Amazon is back with an apology and an explanation for a high-profile malfunction that caused websites across the Internet to grind to a halt for hours on Tuesday.
The online retail giant, which runs a popular cloud computing platform for sites such as Airbnb, Netflix, reddit and Quora, is blaming the outage on a simple – and perhaps somewhat amusing – employee mistake.
A team member was doing a bit of maintenance on Amazon Web Services Tuesday, trying to speed up the billing system, when he or she tapped in the wrong codes – and inadvertently took a few more servers offline than the procedure was supposed to, Amazon said in a statement Thursday. With a few mistaken keystrokes, the employee wound up knocking out systems that supported other systems that help AWS work properly.
The cascading failure meant that many websites could no longer make changes to the information stored on Amazon’s cloud platform. For everyday users, that meant being unable to load pages, transfer files or take other actions on some of the sites they regularly use.
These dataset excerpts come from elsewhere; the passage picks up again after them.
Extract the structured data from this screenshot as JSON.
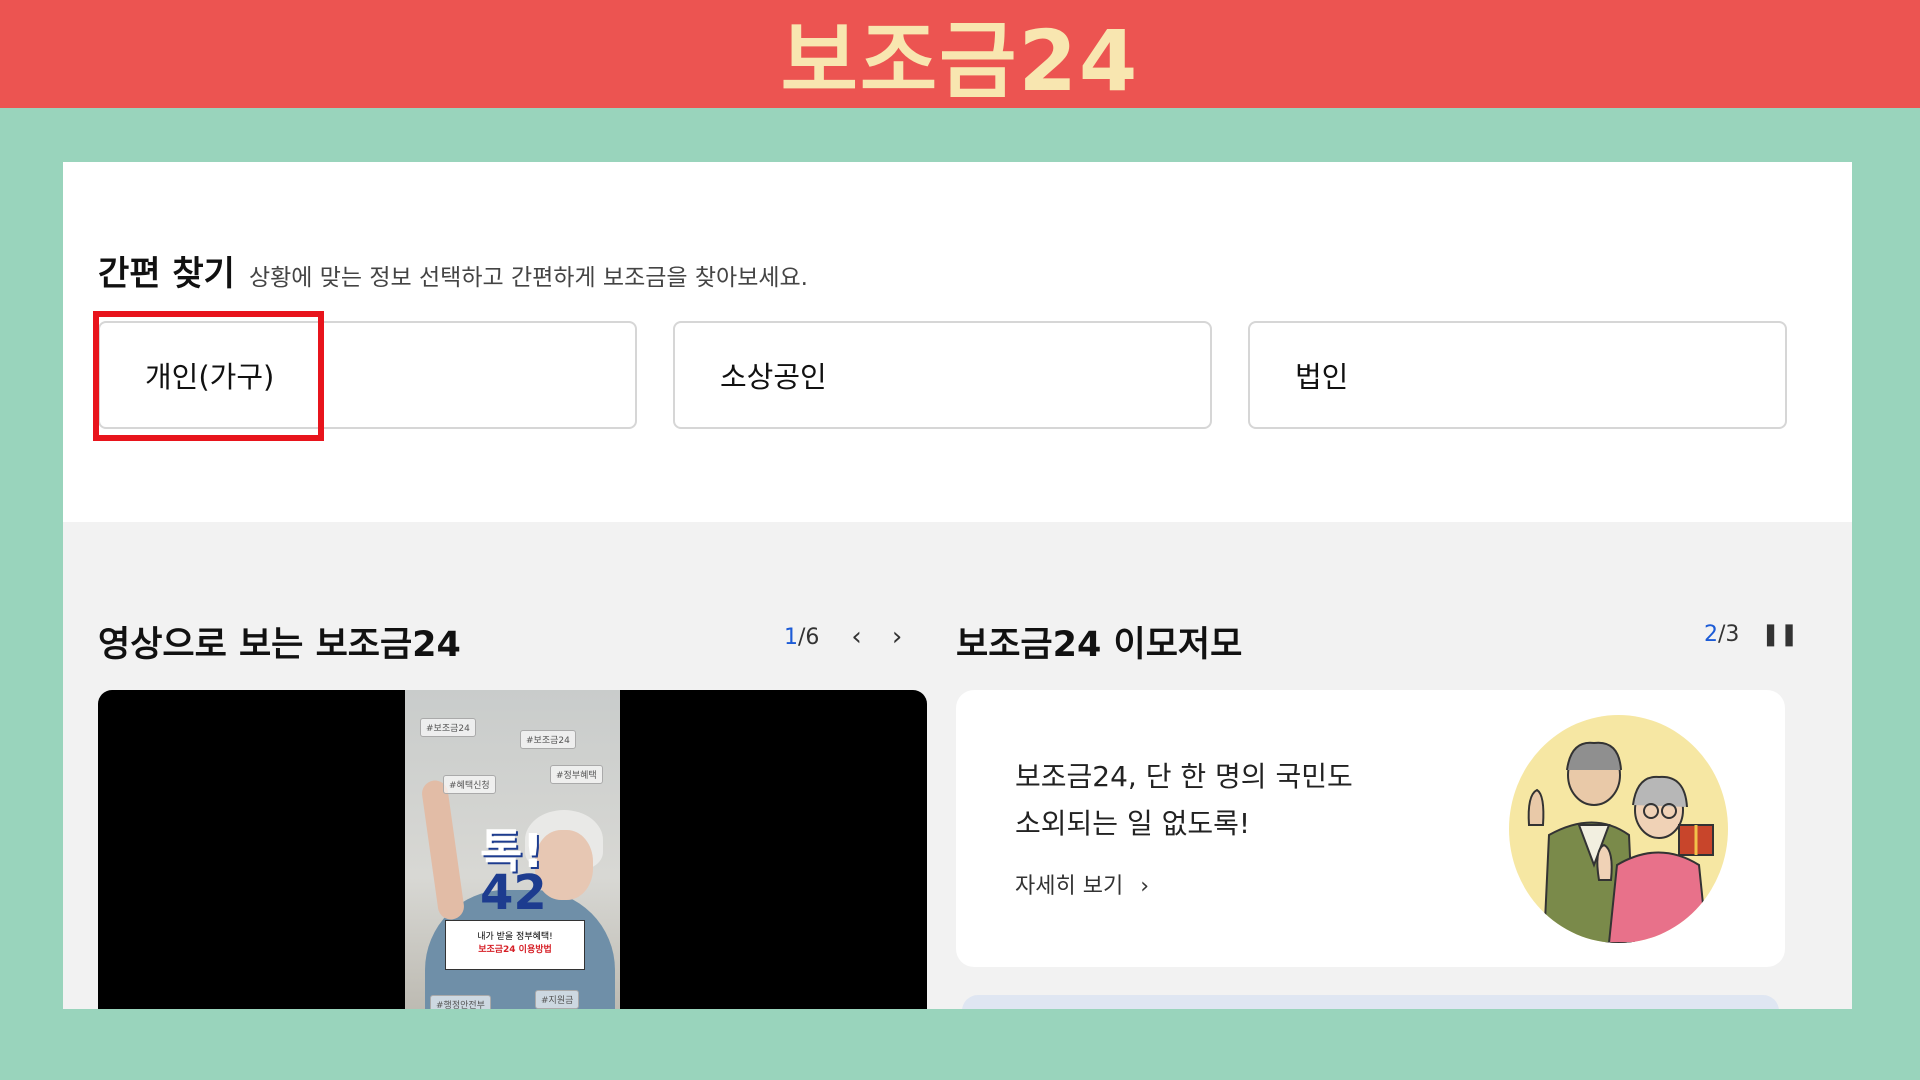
{
  "banner": {
    "title": "보조금24"
  },
  "quick_find": {
    "title": "간편 찾기",
    "description": "상황에 맞는 정보 선택하고 간편하게 보조금을 찾아보세요.",
    "categories": [
      {
        "label": "개인(가구)"
      },
      {
        "label": "소상공인"
      },
      {
        "label": "법인"
      }
    ],
    "highlight_color": "#e8141c"
  },
  "video_section": {
    "title": "영상으로 보는 보조금24",
    "pager_current": "1",
    "pager_total": "/6",
    "prev_icon": "chevron-left-icon",
    "next_icon": "chevron-right-icon",
    "thumbnail": {
      "tags": [
        "#보조금24",
        "#보조금24",
        "#혜택신청",
        "#정부혜택",
        "#행정안전부",
        "#지원금"
      ],
      "big_text_1": "톡!",
      "big_text_2": "42",
      "caption_line1": "내가 받을 정부혜택!",
      "caption_line2": "보조금24 이용방법"
    }
  },
  "info_section": {
    "title": "보조금24 이모저모",
    "pager_current": "2",
    "pager_total": "/3",
    "pause_icon": "pause-icon",
    "card": {
      "line1": "보조금24, 단 한 명의 국민도",
      "line2": "소외되는 일 없도록!",
      "more_label": "자세히 보기",
      "more_icon": "chevron-right-icon"
    }
  },
  "colors": {
    "banner_bg": "#ec5451",
    "banner_text": "#f8e6b0",
    "frame_bg": "#99d4bc",
    "pager_accent": "#1c5bd6"
  }
}
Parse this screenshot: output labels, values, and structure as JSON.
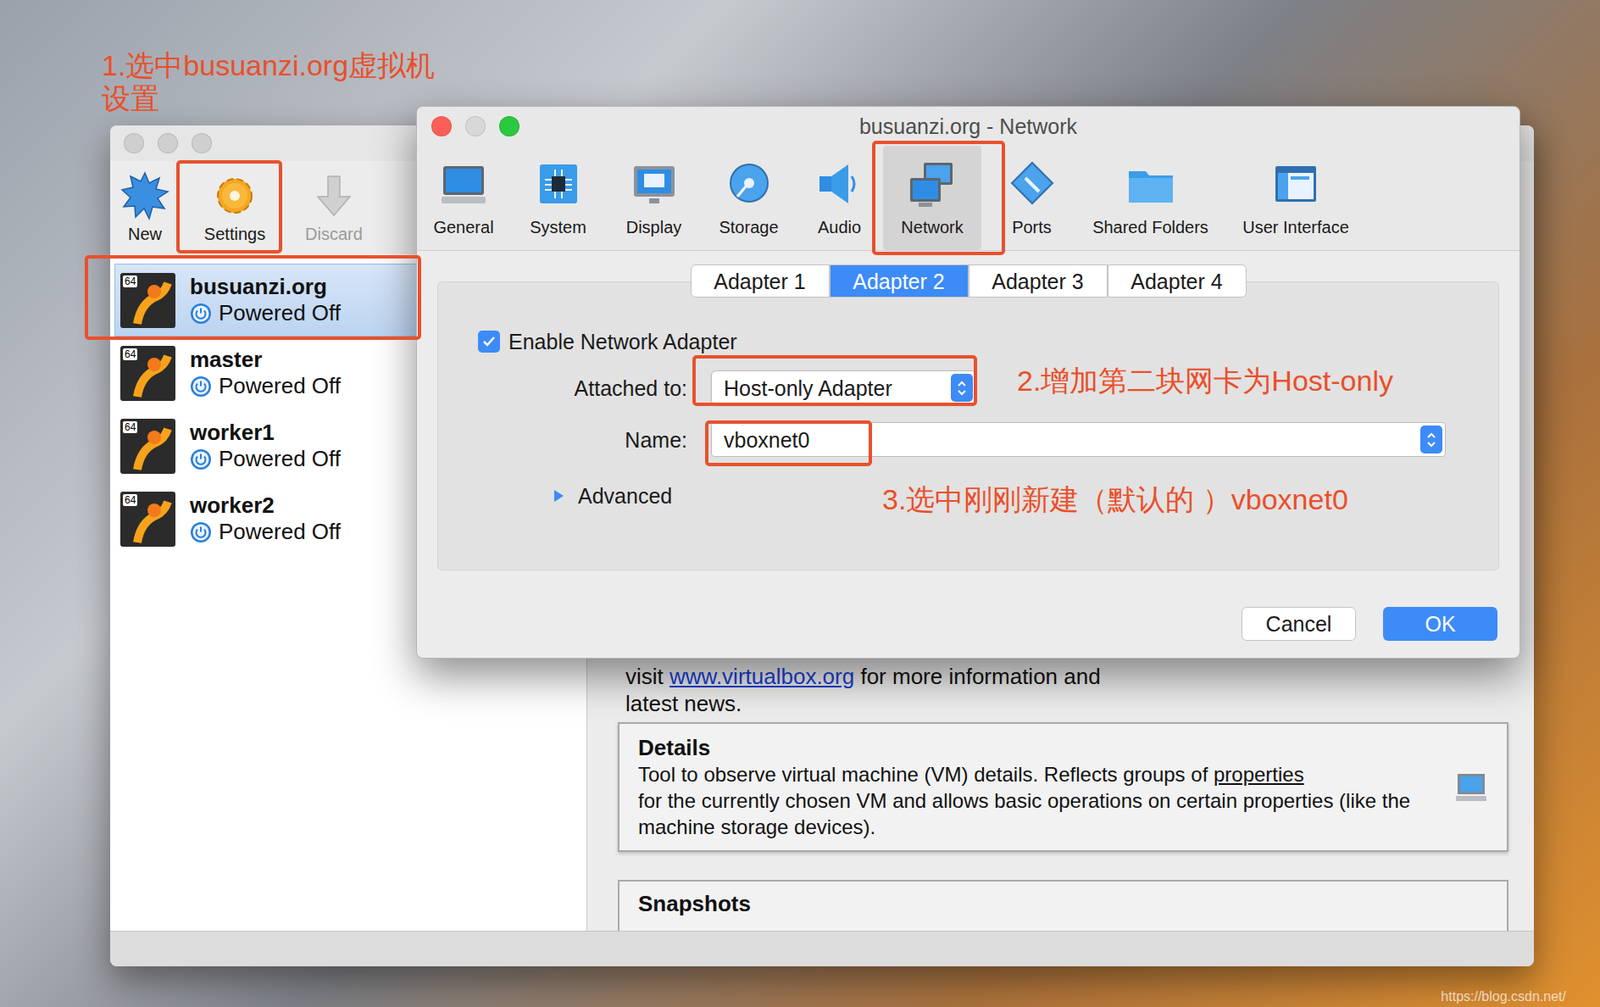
{
  "desktop": {
    "watermark": "https://blog.csdn.net/"
  },
  "annotations": {
    "step1": [
      "1.选中busuanzi.org虚拟机",
      "设置"
    ],
    "step2": "2.增加第二块网卡为Host-only",
    "step3": "3.选中刚刚新建（默认的 ）vboxnet0"
  },
  "manager": {
    "toolbar": [
      {
        "label": "New",
        "kind": "new",
        "disabled": false
      },
      {
        "label": "Settings",
        "kind": "settings",
        "disabled": false
      },
      {
        "label": "Discard",
        "kind": "discard",
        "disabled": true
      }
    ],
    "vms": [
      {
        "name": "busuanzi.org",
        "state": "Powered Off",
        "badge": "64",
        "selected": true
      },
      {
        "name": "master",
        "state": "Powered Off",
        "badge": "64",
        "selected": false
      },
      {
        "name": "worker1",
        "state": "Powered Off",
        "badge": "64",
        "selected": false
      },
      {
        "name": "worker2",
        "state": "Powered Off",
        "badge": "64",
        "selected": false
      }
    ],
    "welcome": {
      "prefix": "visit ",
      "link": "www.virtualbox.org",
      "suffix": " for more information and",
      "line2": "latest news."
    },
    "details": {
      "title": "Details",
      "before": "Tool to observe virtual machine (VM) details. Reflects groups of ",
      "link": "properties",
      "after": "for the currently chosen VM and allows basic operations on certain properties (like the machine storage devices)."
    },
    "snapshots": {
      "title": "Snapshots"
    }
  },
  "dialog": {
    "title": "busuanzi.org - Network",
    "categories": [
      {
        "label": "General",
        "kind": "general",
        "selected": false
      },
      {
        "label": "System",
        "kind": "system",
        "selected": false
      },
      {
        "label": "Display",
        "kind": "display",
        "selected": false
      },
      {
        "label": "Storage",
        "kind": "storage",
        "selected": false
      },
      {
        "label": "Audio",
        "kind": "audio",
        "selected": false
      },
      {
        "label": "Network",
        "kind": "network",
        "selected": true
      },
      {
        "label": "Ports",
        "kind": "ports",
        "selected": false
      },
      {
        "label": "Shared Folders",
        "kind": "shared",
        "selected": false
      },
      {
        "label": "User Interface",
        "kind": "ui",
        "selected": false
      }
    ],
    "tabs": [
      {
        "label": "Adapter 1",
        "selected": false
      },
      {
        "label": "Adapter 2",
        "selected": true
      },
      {
        "label": "Adapter 3",
        "selected": false
      },
      {
        "label": "Adapter 4",
        "selected": false
      }
    ],
    "enable": {
      "label": "Enable Network Adapter",
      "checked": true
    },
    "attached": {
      "label": "Attached to:",
      "value": "Host-only Adapter"
    },
    "name": {
      "label": "Name:",
      "value": "vboxnet0"
    },
    "advanced": {
      "label": "Advanced",
      "expanded": false
    },
    "buttons": [
      {
        "label": "Cancel",
        "default": false
      },
      {
        "label": "OK",
        "default": true
      }
    ]
  }
}
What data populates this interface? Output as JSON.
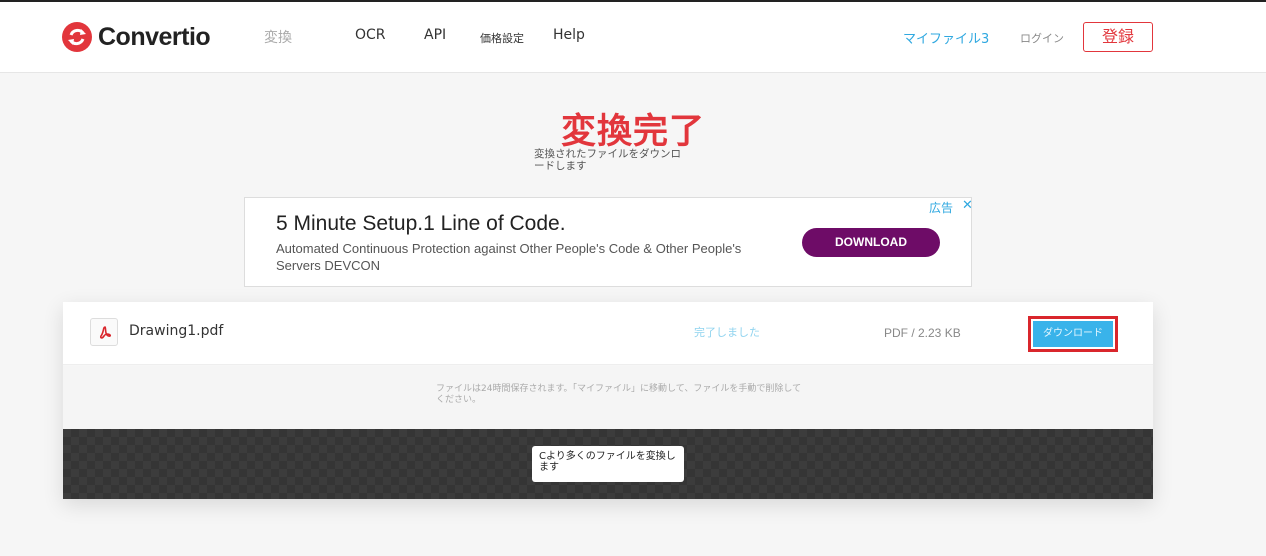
{
  "header": {
    "logo_text": "Convertio",
    "nav": {
      "convert": "変換",
      "ocr": "OCR",
      "api": "API",
      "pricing": "価格設定",
      "help": "Help"
    },
    "my_files": "マイファイル",
    "my_files_count": "3",
    "login": "ログイン",
    "register": "登録"
  },
  "main": {
    "title": "変換完了",
    "subtitle": "変換されたファイルをダウンロードします"
  },
  "ad": {
    "title": "5 Minute Setup.1 Line of Code.",
    "text": "Automated Continuous Protection against Other People's Code & Other People's Servers DEVCON",
    "button": "DOWNLOAD",
    "label": "広告",
    "close": "✕"
  },
  "file": {
    "name": "Drawing1.pdf",
    "status": "完了しました",
    "meta": "PDF / 2.23 KB",
    "download": "ダウンロード"
  },
  "info": {
    "text": "ファイルは24時間保存されます。「マイファイル」に移動して、ファイルを手動で削除してください。"
  },
  "promo": {
    "text": "Cより多くのファイルを変換します"
  },
  "colors": {
    "brand_red": "#e2363c",
    "link_blue": "#2fa8e0",
    "download_blue": "#39b3ea",
    "ad_purple": "#6e0c67"
  }
}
“In this instance, the tool used allowed too much capacity to be removed too quickly,” Amazon said. “We have modified this tool to remove capacity more slowly and added safeguards to prevent capacity from being removed when it will take any subsystem below its minimum required capacity level.”
Amazon said it was sorry for the outage’s effect on its customers and vowed to learn from the incident. One immediate next step? The company said it will subdivide its servers even more than before “to reduce blast radius and improve recovery,” should something like this happen again.